朝鮮中央テレビは8月11日、咸鏡北道で道路が浸水するなどの大きな豪雨被害が出たと報道。被害地域には、舞水端里の弾道ミサイル発射基地がある花台郡も含まれていた。米政府系放送局、ラジオ・フリー・アジアは、豊渓里核実験場がある吉州郡も大きな被害を受けたと伝えた。核実験場に至る道路や橋が至るところで寸断された模様だ。

豪雨被害を受けた咸鏡南道での復旧活動。8月10日付の労働新聞が伝えた=同紙ホームページから

なぜ、ここまで北朝鮮は気候変動に脆弱な国になってしまったのか。

脱北した元党幹部は「朝鮮には近代国家建設のビジョンがなかった」と語る。金日成主席は「瓦の屋根の家に住み、絹の服を着て、コメのご飯と肉のスープが食べられるようにする」と語っていた。貧困からの脱出というわかりやすい政治目標だったが、専門家の意見を取り入れた国造りにはつながらなかった。

北朝鮮は1970年の第5回党大会で「全国水道化構想」を打ち出した。これも「川や井戸から汲んだ水おけを頭に載せて歩く女性の姿を根絶しよう」という発想からだった。

北朝鮮が1980年代、平壌近郊の港湾都市、南浦のそばに建設した西海閘門も、政治的な産物だった。金日成氏はかつて「(日本海側の)元山から平壌を経て南浦までつなぐ半島横断の運河の建設」を唱えたことがあった。金正日総書記が父親と自分の政治的業績を狙って建設した。WCRCなどの報告書も西海閘門について「湿地が提供していた生態系を減らす」と指摘している。

平壌も過去、何度も大規模な洪水被害に遭っていた。金日成氏がボートに乗って市内を視察する記録映画を見た脱北者もいる。それでも、被害が一過性だったため、学校では「朝鮮は日照りも洪水も知らない国だ」と教えてきた。

それが、1990年代になり、多数の餓死者を出した「苦難の行軍」を引き起こすほどの大水害に見舞われた。近年では毎年のように干ばつや水害が発生している。WCRCの報告書は「気候変動は、北朝鮮の国内統治と体制の安定に対する最も直接的な脅威だ」とし、「その影響は、地域の緊張を悪化させる可能性もある」と指摘。苦難の行軍当時に脱北者が相次いだように、大量の難民が発生する可能性も指摘した。

北朝鮮も金正恩氏の発言に代表されるように、危機感を抱いているが、インフラ整備に乗り出す資金がほとんどない。韓国政府が18年に行った調査によれば、北朝鮮の鉄道では、建設から60~110年経った橋をそのまま使っている。幹線道路もコンクリートを使っていたが、破損した箇所は土砂で補うため、大雨ですぐに流出してしまう。
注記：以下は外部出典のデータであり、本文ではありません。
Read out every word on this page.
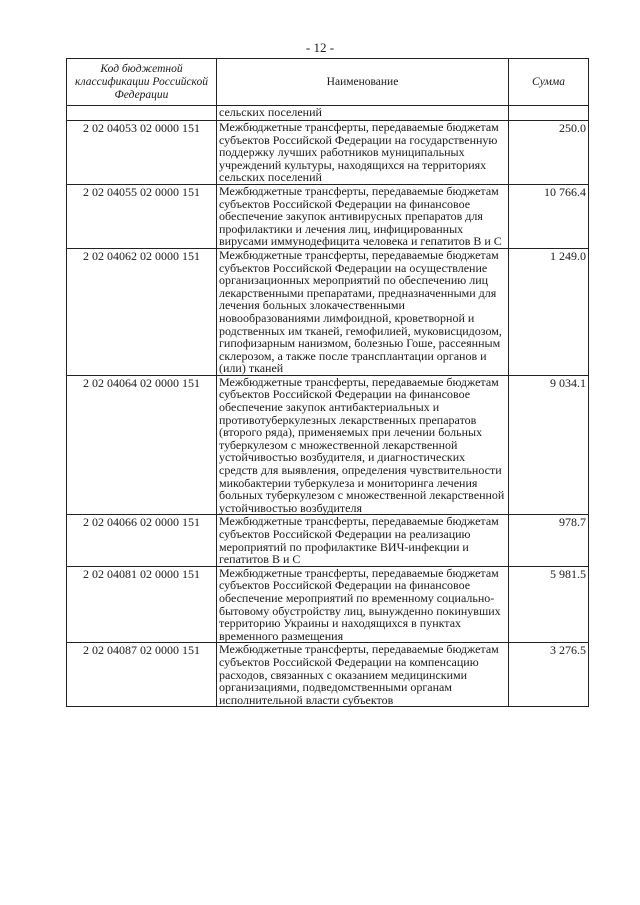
- 12 -
Код бюджетной классификации Российской Федерации	Наименование	Сумма
	сельских поселений	
2 02 04053 02 0000 151	Межбюджетные трансферты, передаваемые бюджетам субъектов Российской Федерации на государственную поддержку лучших работников муниципальных учреждений культуры, находящихся на территориях сельских поселений	250.0
2 02 04055 02 0000 151	Межбюджетные трансферты, передаваемые бюджетам субъектов Российской Федерации на финансовое обеспечение закупок антивирусных препаратов для профилактики и лечения лиц, инфицированных вирусами иммунодефицита человека и гепатитов В и С	10 766.4
2 02 04062 02 0000 151	Межбюджетные трансферты, передаваемые бюджетам субъектов Российской Федерации на осуществление организационных мероприятий по обеспечению лиц лекарственными препаратами, предназначенными для лечения больных злокачественными новообразованиями лимфоидной, кроветворной и родственных им тканей, гемофилией, муковисцидозом, гипофизарным нанизмом, болезнью Гоше, рассеянным склерозом, а также после трансплантации органов и (или) тканей	1 249.0
2 02 04064 02 0000 151	Межбюджетные трансферты, передаваемые бюджетам субъектов Российской Федерации на финансовое обеспечение закупок антибактериальных и противотуберкулезных лекарственных препаратов (второго ряда), применяемых при лечении больных туберкулезом с множественной лекарственной устойчивостью возбудителя, и диагностических средств для выявления, определения чувствительности микобактерии туберкулеза и мониторинга лечения больных туберкулезом с множественной лекарственной устойчивостью возбудителя	9 034.1
2 02 04066 02 0000 151	Межбюджетные трансферты, передаваемые бюджетам субъектов Российской Федерации на реализацию мероприятий по профилактике ВИЧ-инфекции и гепатитов В и С	978.7
2 02 04081 02 0000 151	Межбюджетные трансферты, передаваемые бюджетам субъектов Российской Федерации на финансовое обеспечение мероприятий по временному социально-бытовому обустройству лиц, вынужденно покинувших территорию Украины и находящихся в пунктах временного размещения	5 981.5
2 02 04087 02 0000 151	Межбюджетные трансферты, передаваемые бюджетам субъектов Российской Федерации на компенсацию расходов, связанных с оказанием медицинскими организациями, подведомственными органам исполнительной власти субъектов	3 276.5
エネルギー不足などから森林を乱伐し、全国の2割の森林で荒廃が進む。土砂を伴った雨水が山間部から河川に流れ込むため、洪水が起きやすくなっている。正恩氏は植林作業を推進しているが、成果が出るのは20年以上先になる。

8月7日付の労働新聞は1面で「災害性気候に徹底的に対処していく」とした記事を、国家非常災害委員会の様子などとともに伝えた=同紙ホームページから

北朝鮮当局が台風や地震などによる被害を抑え込む指針を示した「国家防災戦略」は、2030年を目標に警報システムや避難所の整備をうたう。朝鮮中央テレビは昨夏の台風被害の際、24時間体制で台風の接近情報を伝えた。台風被害の復旧作業のため、正恩氏が平壌市民に対し、被災地に赴くよう異例の呼びかけを行った。
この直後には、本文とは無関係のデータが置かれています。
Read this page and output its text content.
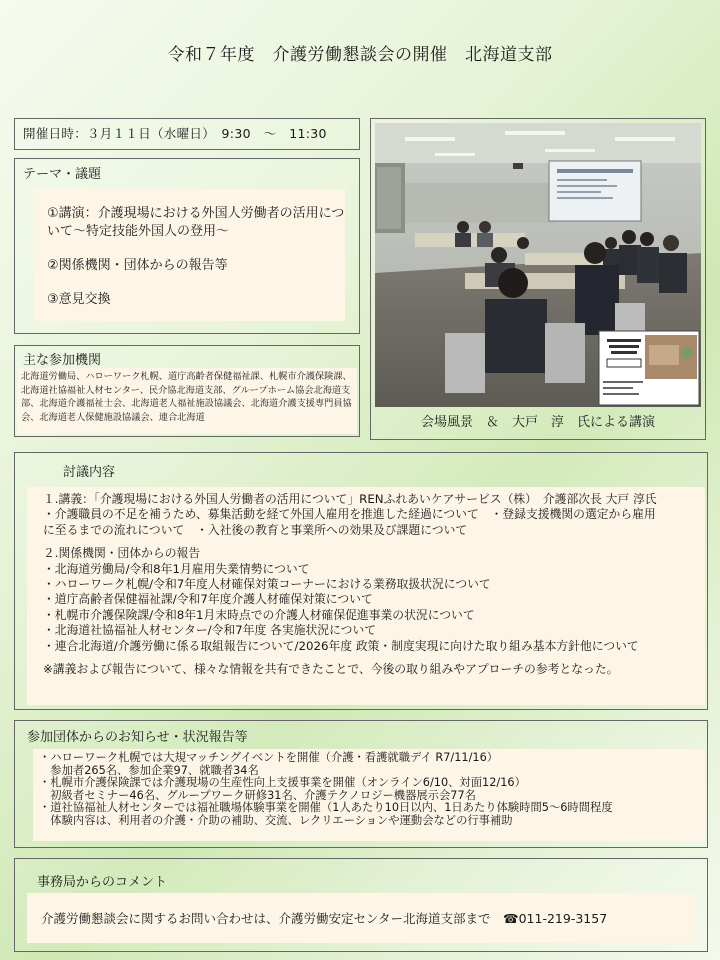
令和７年度　介護労働懇談会の開催　北海道支部
開催日時：３月１１日（水曜日）　9:30　～　11:30
テーマ・議題

①講演：介護現場における外国人労働者の活用について～特定技能外国人の登用～

②関係機関・団体からの報告等

③意見交換

主な参加機関
北海道労働局、ハローワーク札幌、道庁高齢者保健福祉課、札幌市介護保険課、北海道社協福祉人材センター、民介協北海道支部、グループホーム協会北海道支部、北海道介護福祉士会、北海道老人福祉施設協議会、北海道介護支援専門員協会、北海道老人保健施設協議会、連合北海道	会場風景　＆　大戸　淳　氏による講演
討議内容
１.講義：「介護現場における外国人労働者の活用について」RENふれあいケアサービス（株）　介護部次長 大戸 淳氏
・介護職員の不足を補うため、募集活動を経て外国人雇用を推進した経過について　・登録支援機関の選定から雇用
に至るまでの流れについて　・入社後の教育と事業所への効果及び課題について
２.関係機関・団体からの報告
・北海道労働局/令和8年1月雇用失業情勢について
・ハローワーク札幌/令和7年度人材確保対策コーナーにおける業務取扱状況について
・道庁高齢者保健福祉課/令和7年度介護人材確保対策について
・札幌市介護保険課/令和8年1月末時点での介護人材確保促進事業の状況について
・北海道社協福祉人材センター/令和7年度 各実施状況について
・連合北海道/介護労働に係る取組報告について/2026年度 政策・制度実現に向けた取り組み基本方針他について
※講義および報告について、様々な情報を共有できたことで、今後の取り組みやアプローチの参考となった。
参加団体からのお知らせ・状況報告等
・ハローワーク札幌では大規マッチングイベントを開催（介護・看護就職デイ R7/11/16）
　参加者265名、参加企業97、就職者34名
・札幌市介護保険課では介護現場の生産性向上支援事業を開催（オンライン6/10、対面12/16）
　初級者セミナー46名、グループワーク研修31名、介護テクノロジー機器展示会77名
・道社協福祉人材センターでは福祉職場体験事業を開催（1人あたり10日以内、1日あたり体験時間5～6時間程度
　体験内容は、利用者の介護・介助の補助、交流、レクリエーションや運動会などの行事補助
事務局からのコメント
介護労働懇談会に関するお問い合わせは、介護労働安定センター北海道支部まで　☎011-219-3157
だが、この戦略にも、インフラ整備についての具体的な構想は盛り込まれていない。英語版には「グローバルな協力が必要だ」と明記したが、国際社会に応じる動きはない。バイデン米政権は、北朝鮮が具体的な非核化措置を取るまで、制裁の緩和には応じない方針を打ち出している。

■技術革新や気候変動を巡る安全保障に詳しい長島純・防衛大学校総合安全保障研究科非常勤講師(元空将)の話

北朝鮮は、気候変動の影響の重大さを見誤り、脆弱な社会インフラの建て直しを行わなかったつけを払わされているように見える。
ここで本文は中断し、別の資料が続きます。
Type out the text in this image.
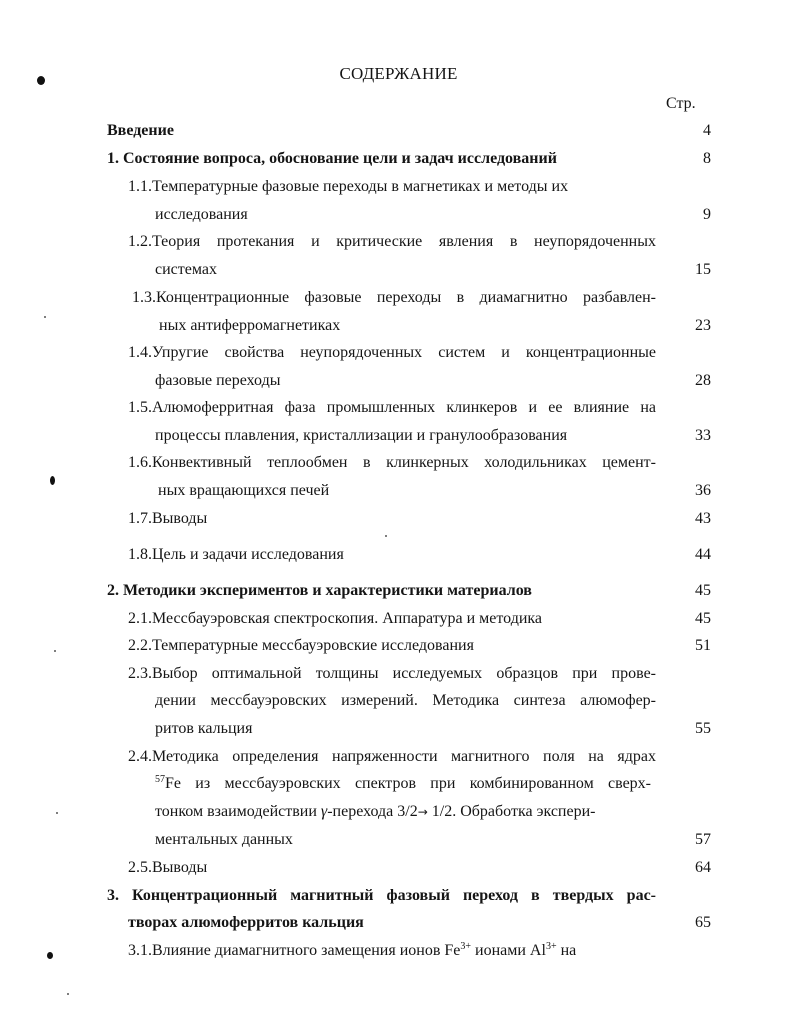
СОДЕРЖАНИЕ
Стр.
Введение	4
1. Состояние вопроса, обоснование цели и задач исследований	8
1.1.Температурные фазовые переходы в магнетиках и методы их
исследования	9
1.2.Теория протекания и критические явления в неупорядоченных
системах	15
1.3.Концентрационные фазовые переходы в диамагнитно разбавлен-
ных антиферромагнетиках	23
1.4.Упругие свойства неупорядоченных систем и концентрационные
фазовые переходы	28
1.5.Алюмоферритная фаза промышленных клинкеров и ее влияние на
процессы плавления, кристаллизации и гранулообразования	33
1.6.Конвективный теплообмен в клинкерных холодильниках цемент-
ных вращающихся печей	36
1.7.Выводы	43
1.8.Цель и задачи исследования	44
2. Методики экспериментов и характеристики материалов	45
2.1.Мессбауэровская спектроскопия. Аппаратура и методика	45
2.2.Температурные мессбауэровские исследования	51
2.3.Выбор оптимальной толщины исследуемых образцов при прове-
дении мессбауэровских измерений. Методика синтеза алюмофер-
ритов кальция	55
2.4.Методика определения напряженности магнитного поля на ядрах
$^{57}$Fe из мессбауэровских спектров при комбинированном сверх-
тонком взаимодействии γ-перехода 3/2→ 1/2. Обработка экспери-
ментальных данных	57
2.5.Выводы	64
3. Концентрационный магнитный фазовый переход в твердых рас-
творах алюмоферритов кальция	65
3.1.Влияние диамагнитного замещения ионов $Fe^{3+}$ ионами $Al^{3+}$ на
現在、懸念される気候変動には、多くの気象要因が複雑に影響を及ぼし合い、その影響が予測を超えるスピードと激しさを持つようになる「非線形相互作用」という特徴がある。

その結果、大洪水や山火事が、年を追うごとに頻繁にその規模を増している現状に、世界は直面している。

金正恩氏は、核兵器や弾道ミサイル開発に国家資源を優先的に投入したため、自ら社会システムの脆弱性を招いているようだ。軍事分野でも、異常気象による浸水や高温化によって軍事基地や関連施設が使用できなくなる事態も想定される。今後は、今月に試射を行った鉄道利用ミサイル発射システムや車両型の移動式発射台(TEL)を多用する可動式ミサイル発射態勢への変換を図り、気候変動の影響を局限化しようとする試みも考えられる。

将来的に、社会インフラの再整備には、多くの時間と費用がかかる。気候変動の影響が非可逆的に厳しくなってゆくなかで、正恩氏は、軍事力強化と国土強靱化を天秤にかけるという、難しい国家統治を迫られるのではないか。この北朝鮮の状態を放置すれば、北アフリカや中東の一部で見られる気候難民の流出や食糧不足に起因する国内情勢の不安定化が早晩起きると考えられる。東アジア地域の安全保障に影響が及ぶことも懸念される。気候変動の影響は、国や地域を選ばない。東アジア地域の安定という観点から、北朝鮮の気候変動に対する回復力(レジリエンス)を増やすよう支援するという考え方も必要になってくるだろう。